Much of the earth had been turned and loosened during the previous fall’s excavations and burials. The disturbed ground had not yet settled, and so it was easy to spot the trenches where so many tools, valuables, and weapons had been “restituted” by the Baptists. Breaking into these long mounds was not hard work, especially with a strong man such as Franklin wielding the heaviest mattock. Almost at once his efforts were rewarded with the tuneless clang of his blade on earth-deadened metal. One of the masters shouted out that Franklin should be more careful and use his mattock less forcibly. There should be no carelessness, no damage to their booty.

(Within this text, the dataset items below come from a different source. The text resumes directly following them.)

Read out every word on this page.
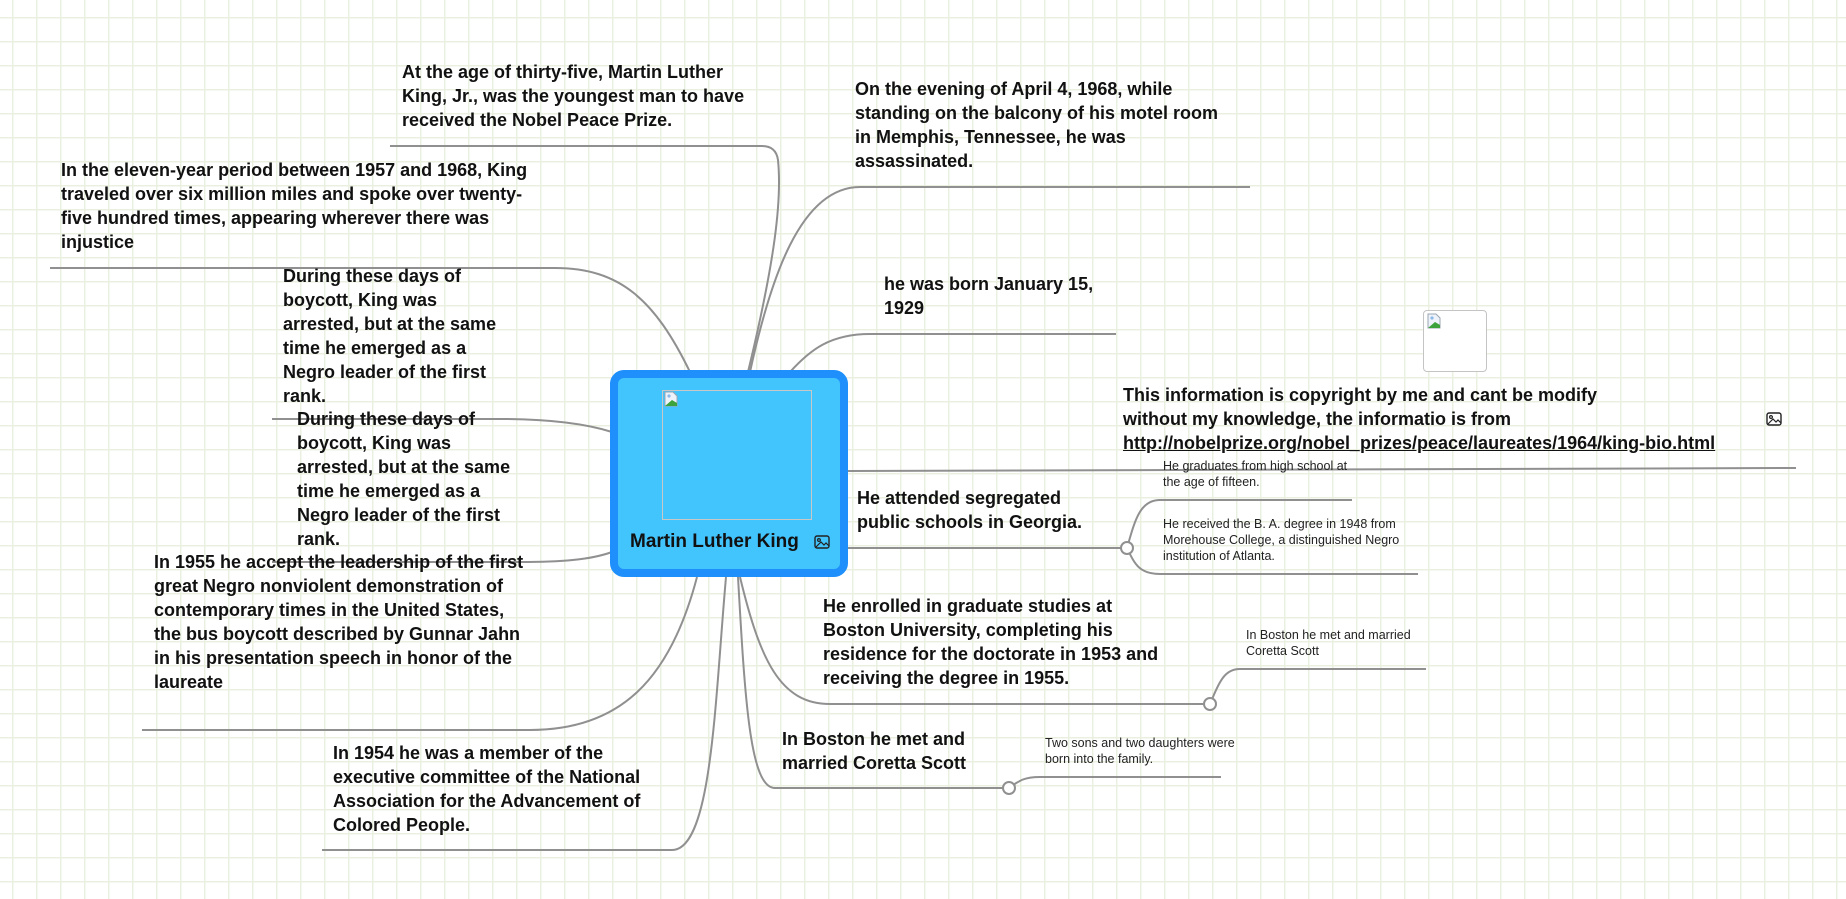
Martin Luther King
At the age of thirty-five, Martin Luther King, Jr., was the youngest man to have received the Nobel Peace Prize.
In the eleven-year period between 1957 and 1968, King traveled over six million miles and spoke over twenty-five hundred times, appearing wherever there was injustice
During these days of boycott, King was arrested, but at the same time he emerged as a Negro leader of the first rank.
During these days of boycott, King was arrested, but at the same time he emerged as a Negro leader of the first rank.
In 1955 he accept the leadership of the first great Negro nonviolent demonstration of contemporary times in the United States, the bus boycott described by Gunnar Jahn in his presentation speech in honor of the laureate
In 1954 he was a member of the executive committee of the National Association for the Advancement of Colored People.
On the evening of April 4, 1968, while standing on the balcony of his motel room in Memphis, Tennessee, he was assassinated.
he was born January 15, 1929
This information is copyright by me and cant be modify without my knowledge, the informatio is from
http://nobelprize.org/nobel_prizes/peace/laureates/1964/king-bio.html
He attended segregated public schools in Georgia.
He graduates from high school at the age of fifteen.
He received the B. A. degree in 1948 from Morehouse College, a distinguished Negro institution of Atlanta.
He enrolled in graduate studies at Boston University, completing his residence for the doctorate in 1953 and receiving the degree in 1955.
In Boston he met and married Coretta Scott
In Boston he met and married Coretta Scott
Two sons and two daughters were born into the family.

Once the topsoil had been thoroughly raked away, the labor gang gathered around to clear and search the middens with their bare hands, taking care to check for metals in every palm of soil. The slave masters had laid out three waxed blankets behind their workers: one for swords and knives and any arrow-and spearheads that had been snapped off their shafts and could be mounted and used again; a second for useful objects that might be sold, such as buckets, silverware, and platters, and reclaimable parts of saddles and wagons; and a third for trinkets, silver plate, and jewelry, the abundant riches that were understood to be buried there and that, together with the weapons, would make the masters even more powerful.
Much of the confiscated metal that they extracted had already been damaged in its burial by the Baptists and then crushed further by the months of frost and the weight of earth. Buckets that had gone in round and unpunctured came out flattened and split. Clasps and buckles were degraded. Sets of cheap knives and forks had halved their weight but doubled their bulk to rust. Sets of nails and tacks had been welded to each other by the damp. Once polished surfaces had roughened and corroded. Everything had lost its sheen and color. Everything was acned. The soil itself was dark with rust and stains.